The robot lacks consciousness. For all the capability of the robot to connect and evaluate, the robot isn't conscious. Why do I say that? Long story short (and a conference of computer consciousness could be long), our robot of the near time to come will have microchips of customary architecture. These microchips may be very fast, may be very sophisticated, and may be made of exotic semiconductors, but they will be extensions of today's architectures nonetheless. In my view, such chips, even thousands put together, do not have the right configuration to generate consciousness.

So, agree or not, let's posit that our robot is not conscious. And consciousness is likely the key to going beyond reasoning to meaning. We know a chair not because we have digitally stored a sensor measurement of a 3/8 inch deflection in a cushion. We know a chair because we contact it, a holistic experience, not a set of mechanical sensor readings. Our robot has thousands of memory registers associating digitized pictures to a chair, but not a singular holistic experience.

Thinking Computers

So, our robot can think, but it doesn't understand.

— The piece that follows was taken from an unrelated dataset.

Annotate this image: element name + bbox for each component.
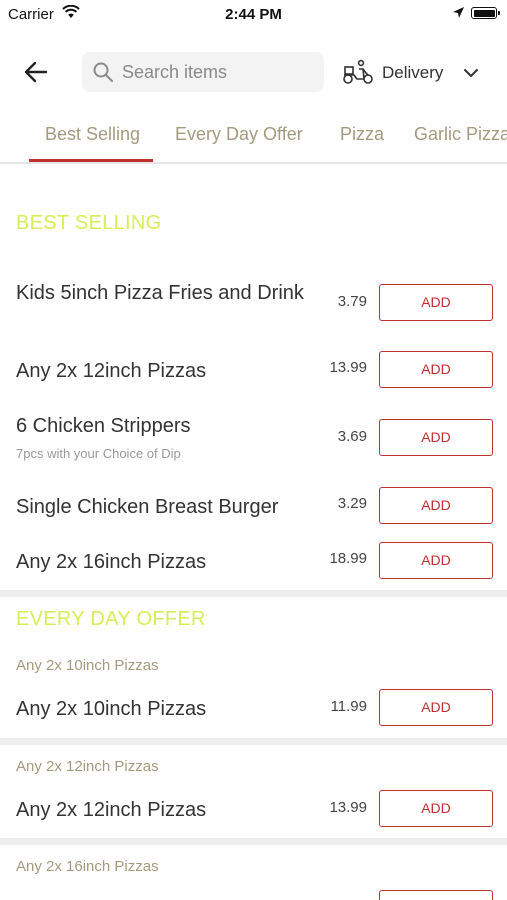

It has intelligence, but does have a sense of meaning. And this is because it lacks consciousness.

So now to the other part of our question, do we want our computers to think?

Numerous movies - Eagle Eye (2008), I Robot (2004), The Terminator series (1984 and later) - have computers that think. In a typical Hollywood fashion, the "thinking" of these computers, though well-intentioned, causes them to veer down unintended paths, to start to think they are smarter than humans, but to the detriment of humans. We positively don't want those type of reasoning computers.

Isaac Asimov, in his extended fictional writing on robots, was not nearly so pessimistic. His three laws of robotics kept the robots on a more inescapable and controlled path.

Data, on Star Trek, stands as an even a more inescapable view of a robot, even altruistic to a fault. But he was offset by the Borg, a cyber-organism of driven determination, to assimilate every civilization. The Borg could think, no doubt, but were thoughtless in their destructiveness.

Which one of these images from fiction will be our future?

I lean towards none of them. Watson, and then a second generation of Watson like the robot pictured here, will likely impact human community in a more insidious manner, economically. Will that economic impact vault us transmit or backward? Will we have a Star Trek like Camelot with computers freeing us for freedom and human advancement, and will reasoning computers displace our vast collection of information workers consigning the at one time well-employed to low paying jobs. Utopia or Matrix-like enslavement, which might reasoning computers bring?

Will the time to come tell? Maybe not my future. But likely the time to come of our children. May God help them.

Computers Verses Concepts: Can Computers Think?